"Miss Cleves said she couldn't make her exit on that line."
"Where is she? Tell her to come back and try it."
The battle was won without a shot being fired. Harry, almost literally knocked flat by the surprise and relief of the moment, sank into the nearest seat. Bachmann got up and lumbered off toward the stage; Harry leaned his head against the back of his chair and gave himself over to an outburst of internal mirth, at his own expense.
He raised his eyes again to the stage. Curiously enough, the first person his glance fell on was Miss Bensel, with her trim little figure and humorously plain face. It seemed to him she was smiling out at him, with a mocking little smile that drew down the corners of her mouth.
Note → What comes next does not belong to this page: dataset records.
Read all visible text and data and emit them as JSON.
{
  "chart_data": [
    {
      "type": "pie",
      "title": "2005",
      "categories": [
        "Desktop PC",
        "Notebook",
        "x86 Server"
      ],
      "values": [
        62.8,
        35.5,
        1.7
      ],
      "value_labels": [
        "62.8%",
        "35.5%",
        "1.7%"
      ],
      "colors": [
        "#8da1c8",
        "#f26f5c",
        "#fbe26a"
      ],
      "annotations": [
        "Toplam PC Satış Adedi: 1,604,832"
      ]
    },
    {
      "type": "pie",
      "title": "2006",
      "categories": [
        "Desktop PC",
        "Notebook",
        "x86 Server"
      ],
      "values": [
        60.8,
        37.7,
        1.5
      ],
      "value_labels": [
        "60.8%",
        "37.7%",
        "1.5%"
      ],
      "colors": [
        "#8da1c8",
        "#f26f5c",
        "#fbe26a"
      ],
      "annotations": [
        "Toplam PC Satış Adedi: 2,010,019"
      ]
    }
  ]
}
Everybody knows what happened to the play "Chances"; its history is a page of the American stage. Much has been said and written about it; it has been called a landmark, a stepping-stone, a first ditch, a guiding light, a moral victory, a glorious failure, a promising defeat and various similar things so often that people are tired of the very name of it. What actually happened to it can be told in a few words; it was well received, but not largely attended. It was withdrawn near the end of its fourth week.
The critics were unanimous in praising it. Its dialogue was hailed as the ideal dialogue of contemporary comedy. The characterization, the humor of the lines, the universality of the theme, its wonderfully logical and convincing development all received their due meed of praise. It was compared to the comedies of Clyde Fitch, of Oscar Wilde, of Sheridan, and of Congreve—yes, actually Congreve! Harry smiled when he read that, and renewed his resolution never to let the comparison apply in a personal way. But to be seriously compared to Congreve, not Congreve the man but Congreve the author—! The thought made him fairly dizzy.
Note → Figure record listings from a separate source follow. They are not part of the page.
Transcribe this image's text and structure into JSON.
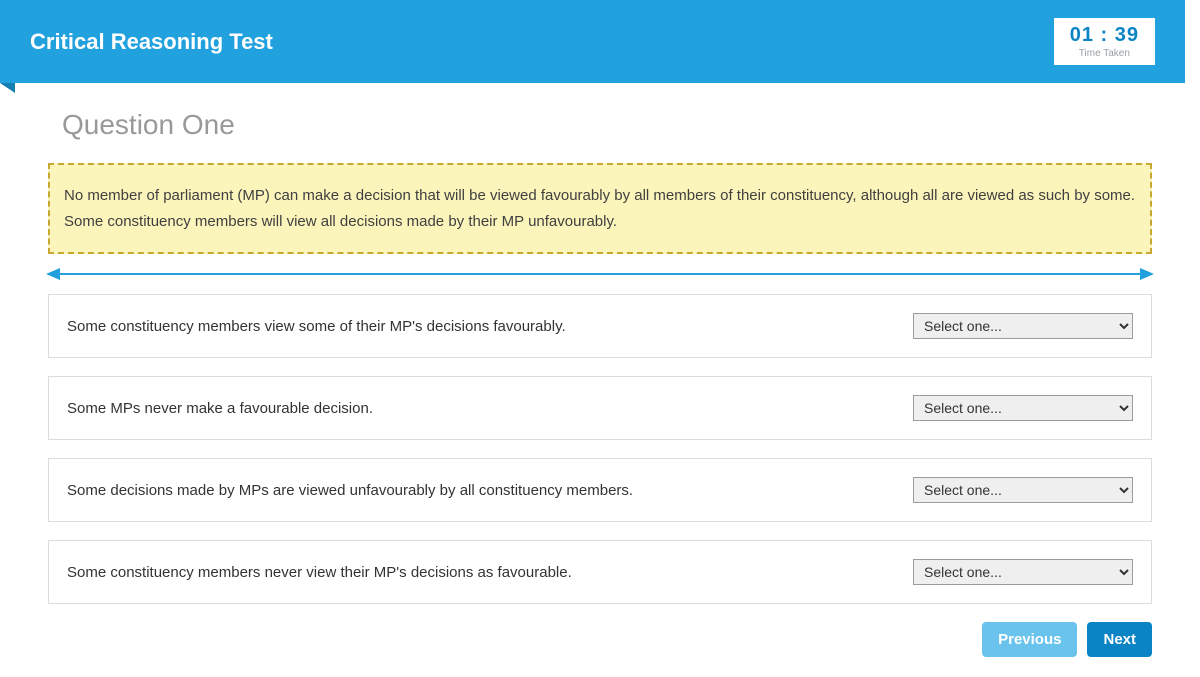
{
  "header": {
    "title": "Critical Reasoning Test",
    "timer": "01 : 39",
    "timer_label": "Time Taken"
  },
  "question": {
    "title": "Question One",
    "prompt": "No member of parliament (MP) can make a decision that will be viewed favourably by all members of their constituency, although all are viewed as such by some. Some constituency members will view all decisions made by their MP unfavourably."
  },
  "select_placeholder": "Select one...",
  "options": [
    {
      "text": "Some constituency members view some of their MP's decisions favourably."
    },
    {
      "text": "Some MPs never make a favourable decision."
    },
    {
      "text": "Some decisions made by MPs are viewed unfavourably by all constituency members."
    },
    {
      "text": "Some constituency members never view their MP's decisions as favourable."
    }
  ],
  "nav": {
    "previous": "Previous",
    "next": "Next"
  },
  "colors": {
    "banner": "#21a1de",
    "banner_fold": "#1680b3",
    "timer_text": "#0a84c5",
    "question_title": "#999999",
    "highlight_bg": "#fbf5bb",
    "highlight_border": "#c7a92f",
    "option_border": "#dcdcdc",
    "btn_prev": "#69c3ec",
    "btn_next": "#0a84c5"
  }
}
But what took the eye of the critics, the best and soberest of them, that is, more than anything else was the mixture of the humorous and serious shown in the choice of the theme and its development. "To treat the element of humor," wrote one critic, "not as a colored glass through which to look at all life, as in farce, nor as a refreshing contrast to its serious side, as in the 'comic relief' of a host of plays from the Elizabethans down to the present day, but as part and parcel of the very essence of life itself, co-existent with its solemnity, inseparable from its difficulty, companion and friend to its unsolvable mystery; to put people in such a mood that they can laugh at the greatest things in their own lives, neither bitterly nor to give themselves Dutch courage, but for the pure, life giving, illuminating exaltation of laughing—this, we take it, is the whole essence and mission of comedy. And this—we say it boldly and in no spirit of empty flattery—is the type of comedy shown in Mr. Wimbourne's play."
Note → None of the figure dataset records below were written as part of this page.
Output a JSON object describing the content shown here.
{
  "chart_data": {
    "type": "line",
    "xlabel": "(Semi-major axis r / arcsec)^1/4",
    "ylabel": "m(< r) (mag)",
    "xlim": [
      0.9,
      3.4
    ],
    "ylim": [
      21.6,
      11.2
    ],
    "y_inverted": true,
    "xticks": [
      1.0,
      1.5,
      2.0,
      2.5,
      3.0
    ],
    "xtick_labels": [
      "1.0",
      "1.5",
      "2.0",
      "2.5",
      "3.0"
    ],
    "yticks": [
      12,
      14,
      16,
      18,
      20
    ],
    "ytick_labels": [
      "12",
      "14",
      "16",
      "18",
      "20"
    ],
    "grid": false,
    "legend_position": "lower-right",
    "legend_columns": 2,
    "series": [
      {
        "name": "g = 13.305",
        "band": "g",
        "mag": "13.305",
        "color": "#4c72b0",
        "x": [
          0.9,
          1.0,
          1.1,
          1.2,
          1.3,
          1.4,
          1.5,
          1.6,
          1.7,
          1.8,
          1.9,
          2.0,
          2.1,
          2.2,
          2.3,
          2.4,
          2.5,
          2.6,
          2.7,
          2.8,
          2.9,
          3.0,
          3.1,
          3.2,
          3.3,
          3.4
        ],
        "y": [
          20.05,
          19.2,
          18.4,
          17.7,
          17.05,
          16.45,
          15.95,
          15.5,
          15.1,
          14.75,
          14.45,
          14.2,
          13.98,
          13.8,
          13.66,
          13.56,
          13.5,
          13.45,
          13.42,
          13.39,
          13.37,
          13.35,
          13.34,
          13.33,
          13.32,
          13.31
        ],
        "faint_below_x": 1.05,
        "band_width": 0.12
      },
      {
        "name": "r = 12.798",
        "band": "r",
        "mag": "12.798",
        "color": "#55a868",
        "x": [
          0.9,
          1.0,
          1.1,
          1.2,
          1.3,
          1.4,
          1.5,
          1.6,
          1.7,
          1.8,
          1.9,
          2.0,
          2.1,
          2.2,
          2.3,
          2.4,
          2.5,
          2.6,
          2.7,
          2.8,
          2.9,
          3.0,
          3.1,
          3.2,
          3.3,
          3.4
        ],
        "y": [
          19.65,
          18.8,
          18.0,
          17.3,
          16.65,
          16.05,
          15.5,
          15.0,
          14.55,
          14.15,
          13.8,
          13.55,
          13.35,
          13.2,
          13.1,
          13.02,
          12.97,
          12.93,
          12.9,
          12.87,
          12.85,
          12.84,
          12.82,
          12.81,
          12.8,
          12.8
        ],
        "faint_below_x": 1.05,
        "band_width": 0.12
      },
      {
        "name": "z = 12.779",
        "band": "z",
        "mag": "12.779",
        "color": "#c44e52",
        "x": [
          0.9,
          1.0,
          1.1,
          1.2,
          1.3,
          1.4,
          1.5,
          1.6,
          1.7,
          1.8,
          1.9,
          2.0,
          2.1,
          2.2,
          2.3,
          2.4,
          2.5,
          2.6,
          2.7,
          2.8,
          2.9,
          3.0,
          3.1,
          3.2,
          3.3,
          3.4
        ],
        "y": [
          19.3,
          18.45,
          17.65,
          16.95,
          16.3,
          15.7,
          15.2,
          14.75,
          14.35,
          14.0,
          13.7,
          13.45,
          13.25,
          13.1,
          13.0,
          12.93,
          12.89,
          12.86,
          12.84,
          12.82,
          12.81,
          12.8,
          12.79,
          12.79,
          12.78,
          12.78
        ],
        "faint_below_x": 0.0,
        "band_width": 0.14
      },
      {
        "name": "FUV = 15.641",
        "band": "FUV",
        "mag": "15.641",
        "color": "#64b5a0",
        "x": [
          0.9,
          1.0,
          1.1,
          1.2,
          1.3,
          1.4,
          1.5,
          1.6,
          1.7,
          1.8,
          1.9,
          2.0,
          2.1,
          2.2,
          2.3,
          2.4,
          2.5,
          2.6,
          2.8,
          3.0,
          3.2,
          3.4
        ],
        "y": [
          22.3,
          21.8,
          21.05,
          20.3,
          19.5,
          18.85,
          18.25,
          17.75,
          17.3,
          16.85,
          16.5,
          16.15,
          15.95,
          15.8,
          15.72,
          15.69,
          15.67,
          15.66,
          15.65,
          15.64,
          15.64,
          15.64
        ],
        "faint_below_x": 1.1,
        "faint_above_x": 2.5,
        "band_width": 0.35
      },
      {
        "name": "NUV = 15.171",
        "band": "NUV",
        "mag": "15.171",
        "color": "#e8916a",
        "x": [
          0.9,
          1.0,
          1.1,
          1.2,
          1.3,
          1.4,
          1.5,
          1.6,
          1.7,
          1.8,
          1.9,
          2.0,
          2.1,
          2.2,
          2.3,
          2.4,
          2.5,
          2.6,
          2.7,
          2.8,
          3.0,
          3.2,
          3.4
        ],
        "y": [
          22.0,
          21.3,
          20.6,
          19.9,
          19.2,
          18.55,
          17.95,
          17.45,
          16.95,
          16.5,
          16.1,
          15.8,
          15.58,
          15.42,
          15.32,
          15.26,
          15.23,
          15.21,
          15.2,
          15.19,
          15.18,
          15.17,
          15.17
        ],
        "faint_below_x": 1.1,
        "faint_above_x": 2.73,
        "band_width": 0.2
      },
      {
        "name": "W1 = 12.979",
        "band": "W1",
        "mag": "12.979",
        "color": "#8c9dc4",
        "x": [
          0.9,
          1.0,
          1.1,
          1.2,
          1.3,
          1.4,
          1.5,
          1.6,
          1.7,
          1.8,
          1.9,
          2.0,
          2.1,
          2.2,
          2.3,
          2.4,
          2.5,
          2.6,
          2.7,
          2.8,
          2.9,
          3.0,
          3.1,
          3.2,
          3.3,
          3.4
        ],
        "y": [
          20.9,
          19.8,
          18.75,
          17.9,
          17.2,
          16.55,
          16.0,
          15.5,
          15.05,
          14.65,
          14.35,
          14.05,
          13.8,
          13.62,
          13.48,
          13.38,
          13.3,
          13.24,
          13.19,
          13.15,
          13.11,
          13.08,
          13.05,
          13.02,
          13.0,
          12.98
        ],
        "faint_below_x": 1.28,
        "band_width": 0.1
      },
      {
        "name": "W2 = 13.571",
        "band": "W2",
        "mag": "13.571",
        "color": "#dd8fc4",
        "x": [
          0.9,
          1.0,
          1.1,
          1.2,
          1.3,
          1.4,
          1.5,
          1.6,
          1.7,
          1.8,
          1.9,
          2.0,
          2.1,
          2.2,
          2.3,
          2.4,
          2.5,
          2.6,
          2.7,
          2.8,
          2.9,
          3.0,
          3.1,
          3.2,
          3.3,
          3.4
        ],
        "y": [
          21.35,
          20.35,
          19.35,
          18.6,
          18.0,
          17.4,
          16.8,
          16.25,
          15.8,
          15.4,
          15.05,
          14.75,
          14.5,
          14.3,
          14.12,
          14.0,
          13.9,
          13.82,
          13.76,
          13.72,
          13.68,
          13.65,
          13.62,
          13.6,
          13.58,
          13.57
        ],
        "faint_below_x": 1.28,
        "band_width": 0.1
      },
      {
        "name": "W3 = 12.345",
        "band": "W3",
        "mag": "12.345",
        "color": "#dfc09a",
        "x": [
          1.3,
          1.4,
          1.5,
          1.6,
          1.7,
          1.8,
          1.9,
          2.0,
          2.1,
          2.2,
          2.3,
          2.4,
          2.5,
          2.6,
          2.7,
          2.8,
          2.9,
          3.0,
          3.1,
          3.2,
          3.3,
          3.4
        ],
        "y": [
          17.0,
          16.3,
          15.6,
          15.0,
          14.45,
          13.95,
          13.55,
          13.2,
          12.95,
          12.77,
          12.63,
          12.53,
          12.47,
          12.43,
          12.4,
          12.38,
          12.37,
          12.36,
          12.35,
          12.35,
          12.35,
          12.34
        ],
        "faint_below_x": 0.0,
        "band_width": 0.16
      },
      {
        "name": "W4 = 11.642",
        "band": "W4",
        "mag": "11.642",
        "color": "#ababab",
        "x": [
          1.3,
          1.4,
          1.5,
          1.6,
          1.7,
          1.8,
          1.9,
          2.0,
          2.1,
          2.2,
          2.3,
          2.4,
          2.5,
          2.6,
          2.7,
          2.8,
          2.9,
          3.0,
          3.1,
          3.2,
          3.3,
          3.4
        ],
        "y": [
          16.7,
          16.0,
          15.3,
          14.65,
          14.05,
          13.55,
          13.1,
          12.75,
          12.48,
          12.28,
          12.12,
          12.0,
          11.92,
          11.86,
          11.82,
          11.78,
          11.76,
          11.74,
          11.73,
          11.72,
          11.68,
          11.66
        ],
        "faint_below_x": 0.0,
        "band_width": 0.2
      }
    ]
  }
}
It is not hard to see how such words should bring joy to the heart of Harry and smiles of admiration and respect to the faces of his friends, from Leo Bachmann right up to Aunt Selina. But they did not bring people to the theater. For the first three performances the attendance was satisfactory; then it began steadily to fall off and by the end of the first week it became merely a question of how long it could survive.
Leo Bachmann was, curiously enough, the least affected of all the theater crowd by the poor success of the work. He viewed the discouraging box office reports with an untroubled smile, and cheerfully began rehearsals for a new play. "Never you mind, my boy," he told Harry, "I knew I should not make money off your play. I told you so in the beginning. Never you mind! That is not your fault. It's just the way things go. I have only one word to say to you, and that is—write!" Even in his discouragement Harry could not help feeling that Mr. Bachmann was strangely calm and cheerful.